Надумала за мишку выйти замуж. Шуба у верзилы дорогая. Покладист. Работящ. Берлога у него на зависть всем зверям: просторная, удобная. Жить в ней — сплошное удовольствие. Медведь не помешает благоверной. Летом — вечно на охоте. Зимой он беспробудно спит. Мышкуй, броди на солнышке, где только пожелаешь. А если разразится вьюга, полеживай в тепле. Тебя никто не потревожит в мишкином жилище: не посмеет, убоится.
Лисица разузнала все подробно: как Топтыгин шмякнулся с осины — лазил воровать пчелиный мед. Как зашиб о твердую валежину свой толстый, жирный бок, как горько плакался участливой кукушке:
— Не с кем обмолвиться словечком. Никто воды не поднесет.
Укараулила Гулена, когда медведь особенно болезненно стонал на лежаке. Скромно постучалась к нему в дверь. Ласково, проникновенно завела:
— Нуждается ли в помощи больной?
— Как не нуждаться, — басовито ныл хозяин. — Бок ломит. Голова трещит.

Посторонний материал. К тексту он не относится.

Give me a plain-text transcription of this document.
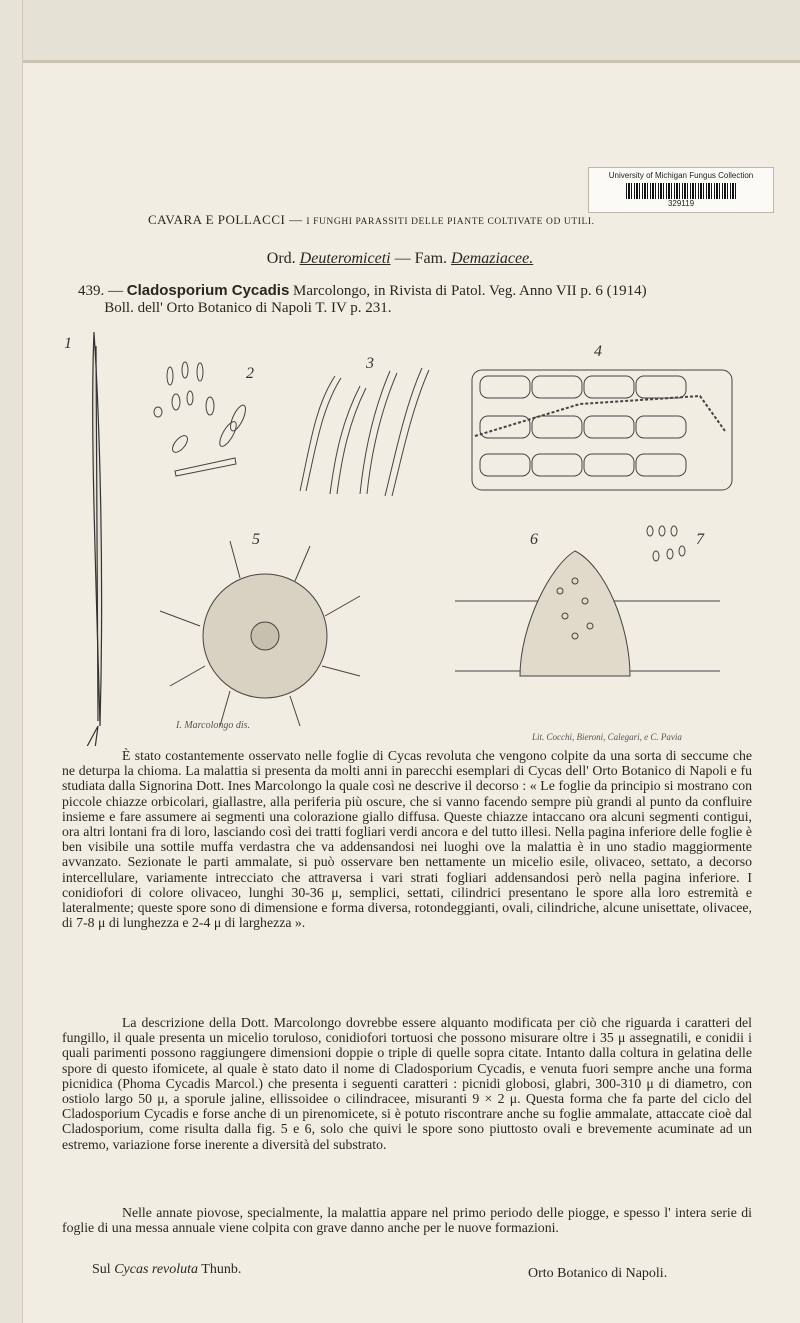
University of Michigan Fungus Collection
329119
CAVARA E POLLACCI — I FUNGHI PARASSITI DELLE PIANTE COLTIVATE OD UTILI.
Ord. Deuteromiceti — Fam. Demaziacee.
439. — Cladosporium Cycadis Marcolongo, in Rivista di Patol. Veg. Anno VII p. 6 (1914)
Boll. dell' Orto Botanico di Napoli T. IV p. 231.
1
2
3
4
5	6	7
I. Marcolongo dis.
Lit. Cocchi, Bieroni, Calegari, e C. Pavia

È stato costantemente osservato nelle foglie di Cycas revoluta che vengono colpite da una sorta di seccume che ne deturpa la chioma. La malattia si presenta da molti anni in parecchi esemplari di Cycas dell' Orto Botanico di Napoli e fu studiata dalla Signorina Dott. Ines Marcolongo la quale così ne descrive il decorso : « Le foglie da principio si mostrano con piccole chiazze orbicolari, giallastre, alla periferia più oscure, che si vanno facendo sempre più grandi al punto da confluire insieme e fare assumere ai segmenti una colorazione giallo diffusa. Queste chiazze intaccano ora alcuni segmenti contigui, ora altri lontani fra di loro, lasciando così dei tratti fogliari verdi ancora e del tutto illesi. Nella pagina inferiore delle foglie è ben visibile una sottile muffa verdastra che va addensandosi nei luoghi ove la malattia è in uno stadio maggiormente avvanzato. Sezionate le parti ammalate, si può osservare ben nettamente un micelio esile, olivaceo, settato, a decorso intercellulare, variamente intrecciato che attraversa i vari strati fogliari addensandosi però nella pagina inferiore. I conidiofori di colore olivaceo, lunghi 30-36 μ, semplici, settati, cilindrici presentano le spore alla loro estremità e lateralmente; queste spore sono di dimensione e forma diversa, rotondeggianti, ovali, cilindriche, alcune unisettate, olivacee, di 7-8 μ di lunghezza e 2-4 μ di larghezza ».

La descrizione della Dott. Marcolongo dovrebbe essere alquanto modificata per ciò che riguarda i caratteri del fungillo, il quale presenta un micelio toruloso, conidiofori tortuosi che possono misurare oltre i 35 μ assegnatili, e conidii i quali parimenti possono raggiungere dimensioni doppie o triple di quelle sopra citate. Intanto dalla coltura in gelatina delle spore di questo ifomicete, al quale è stato dato il nome di Cladosporium Cycadis, e venuta fuori sempre anche una forma picnidica (Phoma Cycadis Marcol.) che presenta i seguenti caratteri : picnidi globosi, glabri, 300-310 μ di diametro, con ostiolo largo 50 μ, a sporule jaline, ellissoidee o cilindracee, misuranti 9 × 2 μ. Questa forma che fa parte del ciclo del Cladosporium Cycadis e forse anche di un pirenomicete, si è potuto riscontrare anche su foglie ammalate, attaccate cioè dal Cladosporium, come risulta dalla fig. 5 e 6, solo che quivi le spore sono piuttosto ovali e brevemente acuminate ad un estremo, variazione forse inerente a diversità del substrato.

Nelle annate piovose, specialmente, la malattia appare nel primo periodo delle piogge, e spesso l' intera serie di foglie di una messa annuale viene colpita con grave danno anche per le nuove formazioni.

Sul Cycas revoluta Thunb.	Orto Botanico di Napoli.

— Не убивайся шибко. Я вылечу тебя, — успокоила лисица недужного детину.
Захлопотала у печи, да так умело, расторопно, что он залюбовался рыжей. Погладил лапой по спине.

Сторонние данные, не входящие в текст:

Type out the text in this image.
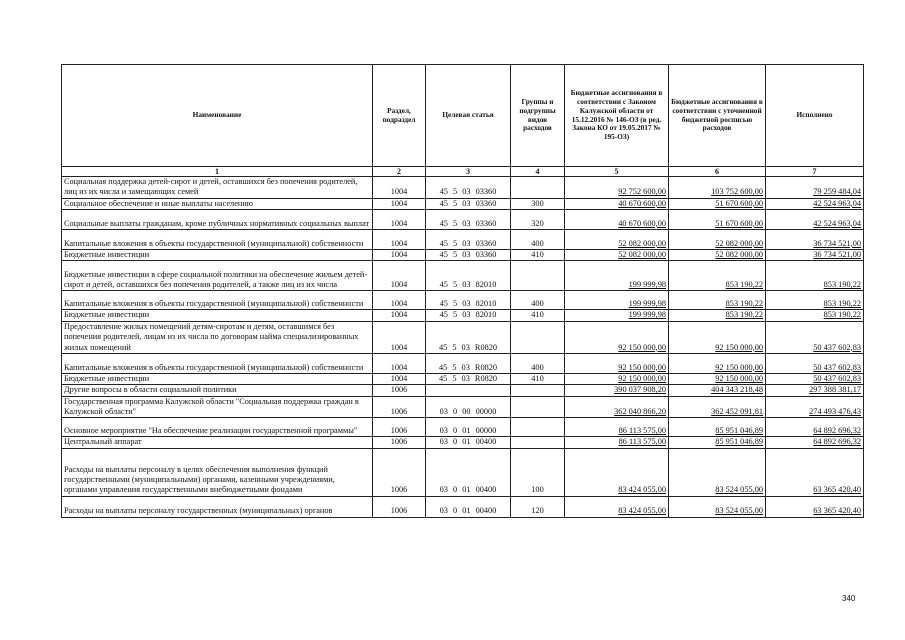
Наименование	Раздел, подраздел	Целевая статья	Группы и подгруппы видов расходов	Бюджетные ассигнования в соответствии с Законом Калужской области от 15.12.2016 № 146-ОЗ (в ред. Закона КО от 19.05.2017 № 195-ОЗ)	Бюджетные ассигнования в соответствии с уточненной бюджетной росписью расходов	Исполнено
1	2	3	4	5	6	7
Социальная поддержка детей-сирот и детей, оставшихся без попечения родителей, лиц из их числа и замещающих семей	1004	45 5 03 03360		92 752 600,00	103 752 600,00	79 259 484,04
Социальное обеспечение и иные выплаты населению	1004	45 5 03 03360	300	40 670 600,00	51 670 600,00	42 524 963,04
Социальные выплаты гражданам, кроме публичных нормативных социальных выплат	1004	45 5 03 03360	320	40 670 600,00	51 670 600,00	42 524 963,04
Капитальные вложения в объекты государственной (муниципальной) собственности	1004	45 5 03 03360	400	52 082 000,00	52 082 000,00	36 734 521,00
Бюджетные инвестиции	1004	45 5 03 03360	410	52 082 000,00	52 082 000,00	36 734 521,00
Бюджетные инвестиции в сфере социальной политики на обеспечение жильем детей-сирот и детей, оставшихся без попечения родителей, а также лиц из их числа	1004	45 5 03 82010		199 999,98	853 190,22	853 190,22
Капитальные вложения в объекты государственной (муниципальной) собственности	1004	45 5 03 82010	400	199 999,98	853 190,22	853 190,22
Бюджетные инвестиции	1004	45 5 03 82010	410	199 999,98	853 190,22	853 190,22
Предоставление жилых помещений детям-сиротам и детям, оставшимся без попечения родителей, лицам из их числа по договорам найма специализированных жилых помещений	1004	45 5 03 R0820		92 150 000,00	92 150 000,00	50 437 602,83
Капитальные вложения в объекты государственной (муниципальной) собственности	1004	45 5 03 R0820	400	92 150 000,00	92 150 000,00	50 437 602,83
Бюджетные инвестиции	1004	45 5 03 R0820	410	92 150 000,00	92 150 000,00	50 437 602,83
Другие вопросы в области социальной политики	1006			390 037 908,20	404 343 218,48	297 388 381,17
Государственная программа Калужской области "Социальная поддержка граждан в Калужской области"	1006	03 0 00 00000		362 040 866,20	362 452 091,81	274 493 476,43
Основное мероприятие "На обеспечение реализации государственной программы"	1006	03 0 01 00000		86 113 575,00	85 951 046,89	64 892 696,32
Центральный аппарат	1006	03 0 01 00400		86 113 575,00	85 951 046,89	64 892 696,32
Расходы на выплаты персоналу в целях обеспечения выполнения функций государственными (муниципальными) органами, казенными учреждениями, органами управления государственными внебюджетными фондами	1006	03 0 01 00400	100	83 424 055,00	83 524 055,00	63 365 420,40
Расходы на выплаты персоналу государственных (муниципальных) органов	1006	03 0 01 00400	120	83 424 055,00	83 524 055,00	63 365 420,40
340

— А ты еще того… нисколько не стареешь.
Гулена, шерстку причесав, губки камешком подкрасив, ответила манерно:
— Я за собой слежу. Дряхлеть не позволяю.
«Опрятна и скромна» — отметил одобрительно топтыгин.
А хлопотунья приготовила ему густое снадобье в чугунке. Перебрав пихтовый свежий лапник, устроила на солнце под сосной мягкую, пушистую постель. Натерла хворый мишкин бок необычным знахарским лекарством и уложила заботливо капризного больного мирно отдыхать. Советовала увальню греть яркими лучами ушибленное место. Сама усердно прибралась в холостяцком неухоженном жилище. Время от времени кормила подшефного из туеска цветочным сладким медом. Сама не съела ни единой ложки.
Мишка оценил ее старания: «Заботлива и простодушна. Последнее отдаст».
Поправившись, медведь вразвалку подошел к берлоге и ахнул у порога. Как изменилось холостяцкое жилье! Будто и не было в углах тенет, не валялся у лежанки мусор. Порядок, чистота. А на окне букет живых цветов из колокольчиков, ромашек, синих юбочек и незабудок.
Расчувствовался домосед:
— Какая благодать! Такого я не видывал ни разу!
Но о женитьбе даже шуткою не намекнул, не заикнулся, будто не догадывался, как на супружество рассчитывала бесприютная бобылка. Пришлось в невесты набиваться ей самой. Гулена перед увальнем на цыпочках ходила, речь сладкую лила:
Давай вместе жить.
Стану печь топить.
Тебя лечить.
Барахлишко стирать.
Дом прибирать.

— Добро бы, — завозился, закряхтел медведь. — Да наслушался про бабий век. Пожалится хозяйка на супруга, глядишь, и мужичка в профилакторий повезли.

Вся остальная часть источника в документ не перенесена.